The Burden of Bad Economy

Mohammed Abubakar DG, NDE
Mohammed Abubakar DG, NDE

Although a lot of Nigerian youths look up to the National Directorate of Employment for assistance in getting jobs, the agency says it has no such capacity to get everyone employed

|  By Ishaya Ibrahim    |  Mar. 4, 2013 @ 01:00 GMT

SEPTEMBER 1, 2012, was a day Adams Ogbole, an unemployed graduate, had looked forward to with optimism. He had been unable to secure any job since he finished his National Youth Service Corps, NYSC, scheme six years ago. The day brought for him fresh hope of having his desire fulfilled. But that optimism vanished when Ogbole, a mass communication graduate, got to the Nigerian Law School, Victoria Island, Lagos, venue of the aptitude test for employment into Thisday Newspaper. The 5,000-capacity auditorium was crowded with job seekers. That high number was just for the Lagos venue. A similar test also held simultaneously in Abuja, recording another high turnout.

Ogbole said his loss of faith was not because he had no confidence in his ability to excel in the aptitude test, but his spirit sank when he realised that the newspaper might eventually not employ more than 20 of the more than 10,000 applicants that turned up for the test all over the country.  To that extent, he felt his chance was too slim to give him hope.

This, perhaps, angered Ogbole, and many other unemployed youths like him to ask for the scrapping of the National Directorate of Employment, NDE, insisting that it has failed in its primary assignment to combat unemployment. Indeed, the NDE was established in 1989, to design and implement programmes to combat mass unemployment, especially among the youths. “The unemployment situation in this country is very high. I wonder what the NDE is set up to achieve. What the government should be thinking of is how to create an enabling environment for the private sector to thrive.
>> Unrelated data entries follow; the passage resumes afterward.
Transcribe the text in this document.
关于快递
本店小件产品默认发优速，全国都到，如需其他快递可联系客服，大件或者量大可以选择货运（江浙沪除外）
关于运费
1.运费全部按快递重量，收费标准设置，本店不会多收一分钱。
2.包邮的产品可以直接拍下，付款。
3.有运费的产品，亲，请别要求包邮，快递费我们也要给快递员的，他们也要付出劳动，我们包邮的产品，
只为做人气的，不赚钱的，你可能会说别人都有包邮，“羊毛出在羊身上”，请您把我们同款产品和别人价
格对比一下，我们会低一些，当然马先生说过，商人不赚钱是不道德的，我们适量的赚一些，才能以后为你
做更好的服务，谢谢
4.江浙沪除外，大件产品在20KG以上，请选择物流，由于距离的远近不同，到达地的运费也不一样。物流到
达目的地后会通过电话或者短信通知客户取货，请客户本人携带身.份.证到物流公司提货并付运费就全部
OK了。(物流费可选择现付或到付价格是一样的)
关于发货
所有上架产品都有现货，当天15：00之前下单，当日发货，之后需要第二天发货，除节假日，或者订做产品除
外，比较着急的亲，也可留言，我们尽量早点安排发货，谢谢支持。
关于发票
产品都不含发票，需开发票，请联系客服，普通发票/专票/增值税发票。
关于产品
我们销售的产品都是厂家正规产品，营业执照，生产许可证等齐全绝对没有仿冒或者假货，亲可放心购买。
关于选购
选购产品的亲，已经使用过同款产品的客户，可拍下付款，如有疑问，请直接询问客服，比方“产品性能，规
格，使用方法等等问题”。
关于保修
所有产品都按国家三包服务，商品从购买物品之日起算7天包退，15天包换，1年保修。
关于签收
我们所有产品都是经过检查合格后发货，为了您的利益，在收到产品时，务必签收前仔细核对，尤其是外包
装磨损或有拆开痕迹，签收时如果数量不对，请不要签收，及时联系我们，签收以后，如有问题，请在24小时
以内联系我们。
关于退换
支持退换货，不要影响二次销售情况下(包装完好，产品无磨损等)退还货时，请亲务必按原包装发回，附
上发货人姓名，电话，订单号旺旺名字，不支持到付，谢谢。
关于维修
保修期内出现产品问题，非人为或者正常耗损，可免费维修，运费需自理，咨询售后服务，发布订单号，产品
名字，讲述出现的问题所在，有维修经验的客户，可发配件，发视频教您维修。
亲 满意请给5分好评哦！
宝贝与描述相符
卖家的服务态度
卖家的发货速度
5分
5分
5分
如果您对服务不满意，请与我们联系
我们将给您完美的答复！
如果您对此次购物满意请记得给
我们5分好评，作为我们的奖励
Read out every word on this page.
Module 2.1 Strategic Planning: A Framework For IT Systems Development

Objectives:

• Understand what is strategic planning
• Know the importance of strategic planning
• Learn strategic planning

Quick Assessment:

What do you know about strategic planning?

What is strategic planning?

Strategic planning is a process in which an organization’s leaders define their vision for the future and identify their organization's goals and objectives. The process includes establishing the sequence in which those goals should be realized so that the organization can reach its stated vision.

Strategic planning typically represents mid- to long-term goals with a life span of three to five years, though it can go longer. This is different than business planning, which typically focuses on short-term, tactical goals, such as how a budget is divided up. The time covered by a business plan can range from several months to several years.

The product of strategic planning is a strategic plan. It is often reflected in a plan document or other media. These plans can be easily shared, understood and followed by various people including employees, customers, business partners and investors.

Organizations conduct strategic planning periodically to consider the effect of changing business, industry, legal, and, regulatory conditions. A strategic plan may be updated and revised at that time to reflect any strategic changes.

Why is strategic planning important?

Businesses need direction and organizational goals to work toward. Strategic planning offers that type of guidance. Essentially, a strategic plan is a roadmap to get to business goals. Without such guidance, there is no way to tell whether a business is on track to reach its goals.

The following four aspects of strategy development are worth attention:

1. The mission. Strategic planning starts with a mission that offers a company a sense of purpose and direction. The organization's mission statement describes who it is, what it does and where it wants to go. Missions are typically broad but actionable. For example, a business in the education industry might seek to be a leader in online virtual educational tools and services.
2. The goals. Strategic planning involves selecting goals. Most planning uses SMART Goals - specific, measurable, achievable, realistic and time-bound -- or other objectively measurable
That is how to reduce unemployment and not setting up an agency that will even add to the high cost of governance,” Ogbole said.

The NDE’s objective among others include: obtaining and maintaining a data bank on employment and vacancies in the country with a view to acting as a clearing house to link job seekers with vacancies in collaboration with other government agencies and implementing any other policy as may be laid down for it by government.

In 2010, the NDE created an opportunity for young job seekers and unemployed graduates throughout the federation to become gainfully employed by providing free business training for them and also assisted them with grants to start their own businesses. The beneficiaries were selected after an assessment test was conducted. In some states, there were less than 100 beneficiaries of the programme. But this is a far cry considering the fact that 40 percent of the youthful population in Nigeria is unemployed.

Mohammed Abubakar, director general of the NDE, is of the view that the unemployment situation in the country is beyond what the NDE can handle. He argued that only the economy and not the NDE could produce the magic wand to tackle the unemployment. “Here, our industries are dead; the direct consequence is that unemployment develops. When your industries close, your workers cannot work. Remember that NDE is an interventionist programme.  If the economy of the country picks up, we may not need such interventionist agencies like the NDE anymore,” Abubakar said.